Migraine headaches can be incapacitating and disabling. “A migraine is defined as a condition that is marked by recurrent, usually unilateral severe headache often accompanied by nausea and vomiting and followed by sleep…that is uncertain in origin…” Cecil v. Reliance Standard Life Ins. Co.,7:05CV00003, 2005 WL 2291225 *5 (W.D. Va. Sept. 19, 2005).

Indeed, “it is accepted wisdom that a person who experiences severe migraine headaches multiple times a week cannot maintain a regular work schedule.” Id., at *4. However, migraine headaches are particularly unsusceptible to diagnostic testing. See, e.g., Ortega v. Chafer, 933 F.Supp. 1071, 1075 (S.D.Fla.1996) (present-day laboratory tests cannot prove the existence of migraine headaches); McCormick v. Secretary of Health and Human Services, 666 F.Supp. 121 (E.D.Mich.1987) (migraine headaches not traced easily to an objective medical condition), affd, 861 F.2d 998 (6th Cir.1988).

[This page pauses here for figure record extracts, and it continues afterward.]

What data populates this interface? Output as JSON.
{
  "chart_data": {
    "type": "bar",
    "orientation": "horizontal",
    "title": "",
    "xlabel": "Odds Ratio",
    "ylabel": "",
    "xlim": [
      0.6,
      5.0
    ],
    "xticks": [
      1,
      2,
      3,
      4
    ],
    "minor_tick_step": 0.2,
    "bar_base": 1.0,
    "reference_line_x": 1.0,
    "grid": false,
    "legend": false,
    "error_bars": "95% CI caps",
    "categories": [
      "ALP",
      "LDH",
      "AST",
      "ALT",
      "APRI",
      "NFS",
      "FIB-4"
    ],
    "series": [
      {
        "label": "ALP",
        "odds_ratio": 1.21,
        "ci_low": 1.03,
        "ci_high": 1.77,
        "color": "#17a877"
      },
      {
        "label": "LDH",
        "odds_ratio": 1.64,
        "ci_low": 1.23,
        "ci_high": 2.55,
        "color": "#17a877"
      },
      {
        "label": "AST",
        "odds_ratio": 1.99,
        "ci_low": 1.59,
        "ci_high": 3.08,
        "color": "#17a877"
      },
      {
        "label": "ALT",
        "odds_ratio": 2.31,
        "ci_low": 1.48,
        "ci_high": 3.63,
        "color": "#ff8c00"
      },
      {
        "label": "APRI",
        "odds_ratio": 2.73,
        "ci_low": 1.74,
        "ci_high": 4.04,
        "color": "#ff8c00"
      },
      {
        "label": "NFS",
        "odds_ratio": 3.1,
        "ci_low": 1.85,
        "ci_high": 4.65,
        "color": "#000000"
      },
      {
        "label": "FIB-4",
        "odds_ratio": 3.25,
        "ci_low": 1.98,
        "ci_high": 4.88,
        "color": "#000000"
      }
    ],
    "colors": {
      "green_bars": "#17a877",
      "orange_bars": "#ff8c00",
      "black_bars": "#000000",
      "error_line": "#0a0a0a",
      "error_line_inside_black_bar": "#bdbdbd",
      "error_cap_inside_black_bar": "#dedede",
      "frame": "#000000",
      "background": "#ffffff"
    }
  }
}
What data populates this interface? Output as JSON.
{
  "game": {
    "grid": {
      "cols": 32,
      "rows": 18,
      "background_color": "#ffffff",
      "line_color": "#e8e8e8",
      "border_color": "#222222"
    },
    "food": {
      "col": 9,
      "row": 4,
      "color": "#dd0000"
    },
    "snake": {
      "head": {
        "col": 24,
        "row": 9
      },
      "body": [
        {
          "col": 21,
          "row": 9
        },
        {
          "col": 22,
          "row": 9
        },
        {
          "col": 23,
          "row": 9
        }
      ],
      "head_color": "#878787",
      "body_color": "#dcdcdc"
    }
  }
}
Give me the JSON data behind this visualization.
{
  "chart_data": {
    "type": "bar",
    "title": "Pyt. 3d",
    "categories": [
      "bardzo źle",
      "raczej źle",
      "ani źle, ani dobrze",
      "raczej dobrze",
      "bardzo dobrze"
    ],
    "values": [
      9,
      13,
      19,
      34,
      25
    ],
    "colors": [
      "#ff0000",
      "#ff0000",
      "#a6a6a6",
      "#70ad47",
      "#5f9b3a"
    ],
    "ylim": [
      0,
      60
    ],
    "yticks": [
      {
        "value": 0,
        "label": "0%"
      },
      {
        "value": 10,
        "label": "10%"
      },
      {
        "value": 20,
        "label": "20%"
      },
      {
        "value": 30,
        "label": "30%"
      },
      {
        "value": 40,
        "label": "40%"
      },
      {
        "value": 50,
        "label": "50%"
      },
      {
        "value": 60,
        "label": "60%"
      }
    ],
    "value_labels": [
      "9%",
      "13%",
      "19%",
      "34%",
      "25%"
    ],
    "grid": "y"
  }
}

As stated in Wiltz v. Barnhart,484 F. Supp. 2d 524, 533 (W.D. La. 2006): “Since there is nothing to ‘see’ on an MRI, x-ray, CT scan or blood test, courts look to other objective medical signs to determine whether the claimant’s complaints are consistent with the existence of disabling migraine pain, including whether the claimant’s migraines are accompanied by drowsiness, dizziness, nausea, vomiting and blurred vision, whether the claimant has been prescribed medication for migraines and the associated symptoms of nausea and vomiting, whether the plaintiff is sensitive to light (photophobic) or sound, whether the claimant has received continuing and regular treatment for migraines – including outpatient and emergency treatment – and whether the claimant’s symptoms are consistent with those of migraine headaches.”

Fortunately, the law recognizes that for disability matters like migraine headaches which involve chronic pain, because such pain is subjective, the “objective” evidence is to be found in the underlying medical condition. If such condition objectively exists, and if pain would “reasonably be expected” to result from such conditions, then it is an abuse of discretion for an ERISA plan administrator to bar claims such as this from approval. See, e.g., Saffon v. Wells Fargo LTD Plan, 522 F.3d 863, 873 (9th Cir. 2009); Patrick v. Hewlett-Packard, 638 F.Supp.2d 1195, 1214-15 (SD Cal. 2009); Montour v. Hartford Life & Acc. Ins. Co., 588 F.3d 623, 635-36 (9th Cir. 2009).